The coordinate update is scaled by the learning rate \(\eta_i\) (parameter sd_learning_rate) and a base increment size \(\boldsymbol{\alpha}\) corresponding to the specific type of degree of freedom (sd_alpha_xyz for rigid-body translations or sd_alpha_rot for rigid-body rotations). The \(\circ\) symbol denotes the element-wise (Hadamard) product.

The learning rate is iteratively updated to avoid overstepping and increase efficiency, according to the following rule: if \(U_{i+1} > U_{i}\) the new pose is rejected and \(\eta_{i+1} = 0.2 \eta_i\), wherease if \(U_{i+1} \leq U_{i}\) the new pose is accepted and \(\eta_{i+1} = 1.2 \eta_i\).

The iteration stops either when a maximum number of iterations is reached (sd_max_iter) or when \(\| \boldsymbol{\alpha} \circ \nabla U(\mathbf{x}_i) \|\) is smaller than a user-specified threshold (sd_eps_grms).
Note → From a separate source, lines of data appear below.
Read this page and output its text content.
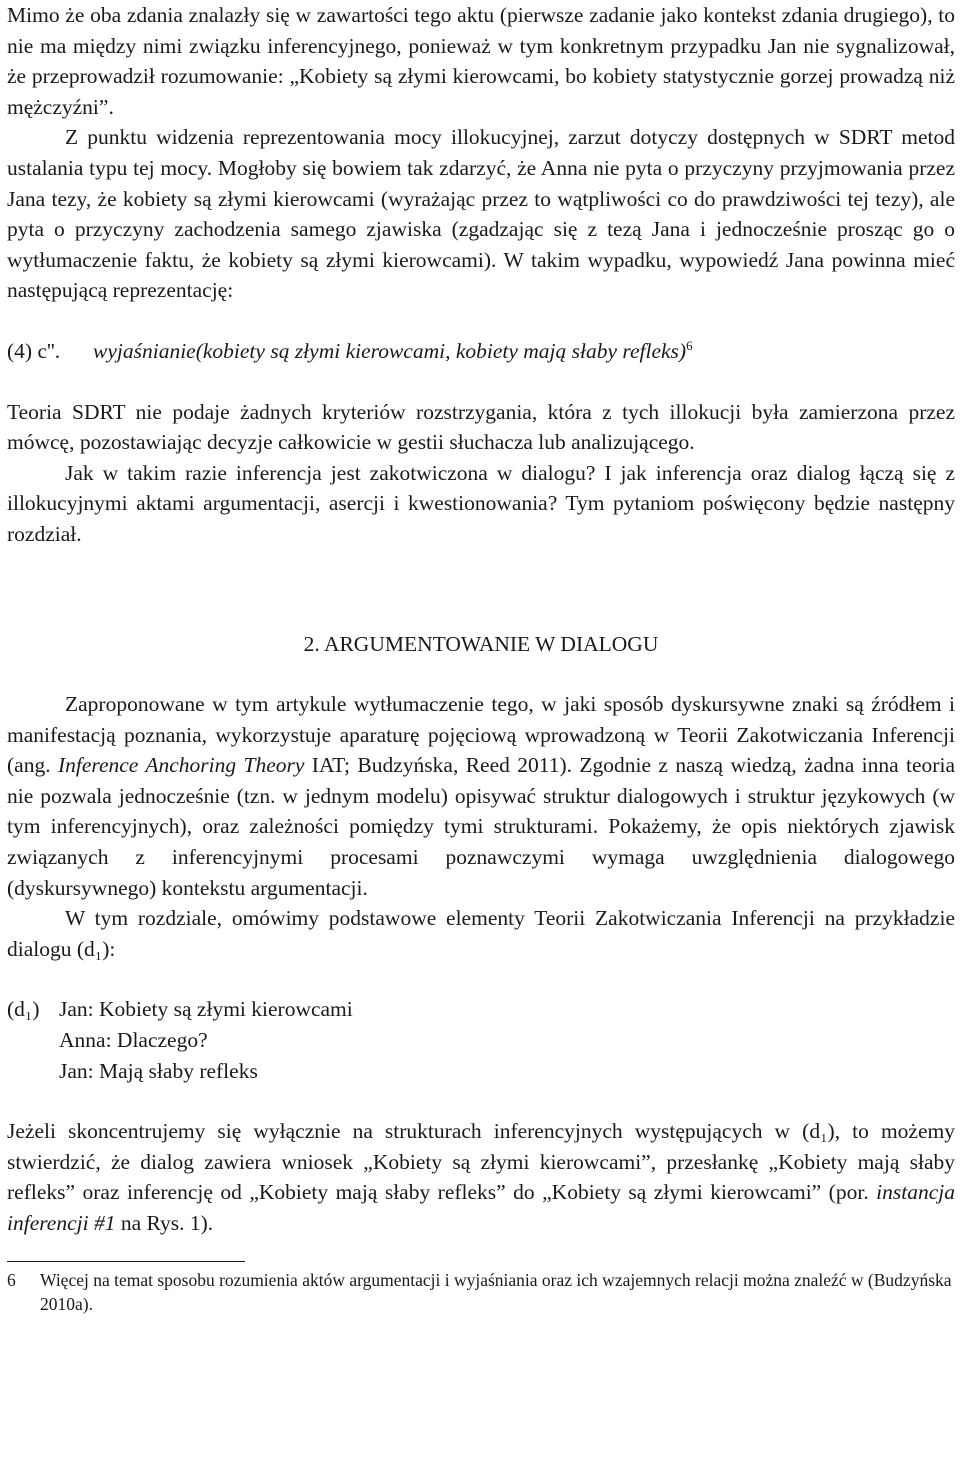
Mimo że oba zdania znalazły się w zawartości tego aktu (pierwsze zadanie jako kontekst zdania drugiego), to nie ma między nimi związku inferencyjnego, ponieważ w tym konkretnym przypadku Jan nie sygnalizował, że przeprowadził rozumowanie: „Kobiety są złymi kierowcami, bo kobiety statystycznie gorzej prowadzą niż mężczyźni”.

Z punktu widzenia reprezentowania mocy illokucyjnej, zarzut dotyczy dostępnych w SDRT metod ustalania typu tej mocy. Mogłoby się bowiem tak zdarzyć, że Anna nie pyta o przyczyny przyjmowania przez Jana tezy, że kobiety są złymi kierowcami (wyrażając przez to wątpliwości co do prawdziwości tej tezy), ale pyta o przyczyny zachodzenia samego zjawiska (zgadzając się z tezą Jana i jednocześnie prosząc go o wytłumaczenie faktu, że kobiety są złymi kierowcami). W takim wypadku, wypowiedź Jana powinna mieć następującą reprezentację:

(4) c''. wyjaśnianie(kobiety są złymi kierowcami, kobiety mają słaby refleks)$^6$

Teoria SDRT nie podaje żadnych kryteriów rozstrzygania, która z tych illokucji była zamierzona przez mówcę, pozostawiając decyzje całkowicie w gestii słuchacza lub analizującego.

Jak w takim razie inferencja jest zakotwiczona w dialogu? I jak inferencja oraz dialog łączą się z illokucyjnymi aktami argumentacji, asercji i kwestionowania? Tym pytaniom poświęcony będzie następny rozdział.

2. ARGUMENTOWANIE W DIALOGU

Zaproponowane w tym artykule wytłumaczenie tego, w jaki sposób dyskursywne znaki są źródłem i manifestacją poznania, wykorzystuje aparaturę pojęciową wprowadzoną w Teorii Zakotwiczania Inferencji (ang. Inference Anchoring Theory IAT; Budzyńska, Reed 2011). Zgodnie z naszą wiedzą, żadna inna teoria nie pozwala jednocześnie (tzn. w jednym modelu) opisywać struktur dialogowych i struktur językowych (w tym inferencyjnych), oraz zależności pomiędzy tymi strukturami. Pokażemy, że opis niektórych zjawisk związanych z inferencyjnymi procesami poznawczymi wymaga uwzględnienia dialogowego (dyskursywnego) kontekstu argumentacji.

W tym rozdziale, omówimy podstawowe elementy Teorii Zakotwiczania Inferencji na przykładzie dialogu (d₁):

(d₁) Jan: Kobiety są złymi kierowcami
Anna: Dlaczego?
Jan: Mają słaby refleks

Jeżeli skoncentrujemy się wyłącznie na strukturach inferencyjnych występujących w (d₁), to możemy stwierdzić, że dialog zawiera wniosek „Kobiety są złymi kierowcami”, przesłankę „Kobiety mają słaby refleks” oraz inferencję od „Kobiety mają słaby refleks” do „Kobiety są złymi kierowcami” (por. instancja inferencji #1 na Rys. 1).

6	Więcej na temat sposobu rozumienia aktów argumentacji i wyjaśniania oraz ich wzajemnych relacji można znaleźć w (Budzyńska 2010a).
For the calculation of the gradients of the energies only the van der Waals and screened ligand-receptor electrostatic interactions are considered, for which derivatives can be evaluated analytically. The Born radii and desolvation penalties are assumed to be constant. This approximation is justified by the fact that the desolvation energy surface is very smooth at the level of the small pose changes determined by SD. Once SD has stopped, the full energy is recalculated (including the correct Born radii) and printed to the output.

The SD minimization can be enabled (possibly after an MC minimization run) by setting do_sd to y (yes) and adding the relevant keywords to the seed_kw.par, as detailed in Steepest Descent parameters.